Project leader: Professor Calvin McPhail-Snyder
Project manager: Jason Ma
Team members: Rebecca Lan, Khiyali Pillalamarri, Lorenzo Valerio, Wendy Wang

Take a string and tie it into a knot, then put the knot in hyperbolic space. The knot complement is all of the space around the knot, excluding the knot itself. Our project aims to understand the knot complement by dividing it up into tetrahedra. We make this problem algebraic by drawing a diagram of the knot, then assigning three numbers (a, b, m) to each segment of the diagram. For the tetrahedra to glue together correctly the various (a, b, m) must satisfy certain equations. Our project explores these equations, particularly their application to links.
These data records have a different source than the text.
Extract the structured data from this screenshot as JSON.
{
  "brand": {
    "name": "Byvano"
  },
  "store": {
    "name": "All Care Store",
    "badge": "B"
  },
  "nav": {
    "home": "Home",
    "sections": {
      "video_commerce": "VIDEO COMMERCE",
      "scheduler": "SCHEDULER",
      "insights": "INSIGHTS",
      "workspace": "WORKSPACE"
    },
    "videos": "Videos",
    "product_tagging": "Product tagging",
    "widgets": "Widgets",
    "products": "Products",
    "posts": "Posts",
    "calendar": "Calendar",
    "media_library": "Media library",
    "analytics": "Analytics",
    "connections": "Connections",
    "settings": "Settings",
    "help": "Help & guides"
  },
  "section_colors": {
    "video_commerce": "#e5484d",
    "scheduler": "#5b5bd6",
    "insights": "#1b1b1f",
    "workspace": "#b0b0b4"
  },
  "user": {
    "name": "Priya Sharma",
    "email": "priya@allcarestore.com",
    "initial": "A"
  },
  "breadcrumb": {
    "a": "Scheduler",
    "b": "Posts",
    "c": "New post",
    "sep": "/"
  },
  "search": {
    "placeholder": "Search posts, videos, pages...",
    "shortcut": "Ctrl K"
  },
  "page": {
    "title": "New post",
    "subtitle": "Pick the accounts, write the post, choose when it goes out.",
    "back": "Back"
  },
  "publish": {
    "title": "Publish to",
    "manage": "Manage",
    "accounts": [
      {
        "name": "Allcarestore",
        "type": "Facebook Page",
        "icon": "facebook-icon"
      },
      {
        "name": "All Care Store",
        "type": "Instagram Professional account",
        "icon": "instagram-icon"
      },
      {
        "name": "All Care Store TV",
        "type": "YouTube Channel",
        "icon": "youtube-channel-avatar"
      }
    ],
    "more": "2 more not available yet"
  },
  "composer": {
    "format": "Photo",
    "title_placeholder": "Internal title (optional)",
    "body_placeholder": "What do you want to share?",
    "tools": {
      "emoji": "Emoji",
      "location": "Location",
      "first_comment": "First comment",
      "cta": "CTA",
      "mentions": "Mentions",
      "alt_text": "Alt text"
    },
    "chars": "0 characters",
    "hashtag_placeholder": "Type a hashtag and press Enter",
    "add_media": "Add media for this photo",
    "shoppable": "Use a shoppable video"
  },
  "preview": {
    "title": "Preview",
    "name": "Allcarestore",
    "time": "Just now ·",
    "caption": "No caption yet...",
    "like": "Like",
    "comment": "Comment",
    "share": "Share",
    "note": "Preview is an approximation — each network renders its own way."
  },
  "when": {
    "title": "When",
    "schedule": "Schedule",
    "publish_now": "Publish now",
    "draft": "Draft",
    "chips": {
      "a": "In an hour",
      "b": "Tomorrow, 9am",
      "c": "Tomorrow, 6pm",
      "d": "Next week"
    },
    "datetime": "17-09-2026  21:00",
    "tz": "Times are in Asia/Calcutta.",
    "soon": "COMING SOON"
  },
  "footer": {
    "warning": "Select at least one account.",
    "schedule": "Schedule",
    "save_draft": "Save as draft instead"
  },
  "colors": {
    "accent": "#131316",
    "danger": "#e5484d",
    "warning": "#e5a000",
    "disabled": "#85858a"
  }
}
Links are like knots, except that they allow for multiple strings to be tied together. This makes the equations more difficult to solve, because for a knot m is the same everywhere, but for a link there is a different m for every string.

Double twist region knot

Starting from hyperbolic structures on link complements described by octahedral decomposition, we considered the ideal triangulation to diagrams of the links. The decompositions gave sets of gluing equations from a segment or a region of the knots. We calculated through the parallel, antiparallel, negative-crossing, and positive-crossing twisted regions, and simplified the relations by alternating W-Fibonacci sequences. Later, we applied the relations to a more general case of gluing various twisted regions together. Examples included torus knot with odd and even number of crossings. To generalize it, we delved into the gluing equations for a positive-crossing region glued to a negative-crossing region which gave many interesting knots including the figure-8 knot. We also used our methods to compute the A-polynomials of these knots and links.